O livro também mapeia o surgimento do pensamento desenvolvimentista. Primeiro ministro da Fazenda da República, Rui Barbosa é apresentado como um intelectual de formação ortodoxa que acaba por adotar políticas econômicas classificadas pelos autores como um ensaio do desenvolvimentismo que surgiria quatro décadas depois, a partir da Era Vargas.

Um exemplo da aplicação desse pensamento é o capítulo dedicado ao mais longevo ministro da Fazenda da história brasileira, Artur de Souza Costa, que ocupou a cadeira por 11 anos e três meses (de julho de 1934 a outubro de 1945).

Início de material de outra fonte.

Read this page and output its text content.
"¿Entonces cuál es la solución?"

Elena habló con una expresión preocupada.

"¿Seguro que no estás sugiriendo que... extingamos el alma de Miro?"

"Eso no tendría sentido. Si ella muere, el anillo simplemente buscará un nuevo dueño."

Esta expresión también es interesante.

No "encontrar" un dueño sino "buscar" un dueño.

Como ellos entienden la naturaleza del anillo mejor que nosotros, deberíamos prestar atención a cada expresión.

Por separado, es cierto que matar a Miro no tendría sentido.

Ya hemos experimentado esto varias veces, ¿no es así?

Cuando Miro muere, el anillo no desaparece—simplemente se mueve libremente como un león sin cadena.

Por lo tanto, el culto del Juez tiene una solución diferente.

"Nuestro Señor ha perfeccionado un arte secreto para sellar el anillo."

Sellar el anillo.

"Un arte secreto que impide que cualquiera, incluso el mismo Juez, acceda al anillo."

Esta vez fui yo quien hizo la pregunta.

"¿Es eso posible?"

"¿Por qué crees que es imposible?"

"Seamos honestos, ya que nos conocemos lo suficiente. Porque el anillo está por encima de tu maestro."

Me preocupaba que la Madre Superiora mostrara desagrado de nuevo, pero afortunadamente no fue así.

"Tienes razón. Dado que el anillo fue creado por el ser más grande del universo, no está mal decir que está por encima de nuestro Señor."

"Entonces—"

No prefácio, o ex-ministro e colunista da Folha Delfim Netto afirma que o Brasil não se saiu tão mal, a despeito de tantas e tão variadas experiências no comando da economia desses anos: no período, o PIB real do país cresceu aproximadamente 5% ao ano, mais do que a média mundial. Situação que, aliás, não voltaria a se repetir nos 35 anos seguintes.

Escrito por diversos autores, alguns capítulos apresentam uma linguagem mais atrativa e uma narrativa mais dinâmica que outros.

Destinado ao público mais especializado em temas econômicos, o livro alcança os objetivos propostos, se dividindo entre o aspecto biográfico e a história do pensamento de cada personagem, usando como referência ampla bibliografia sobre o período.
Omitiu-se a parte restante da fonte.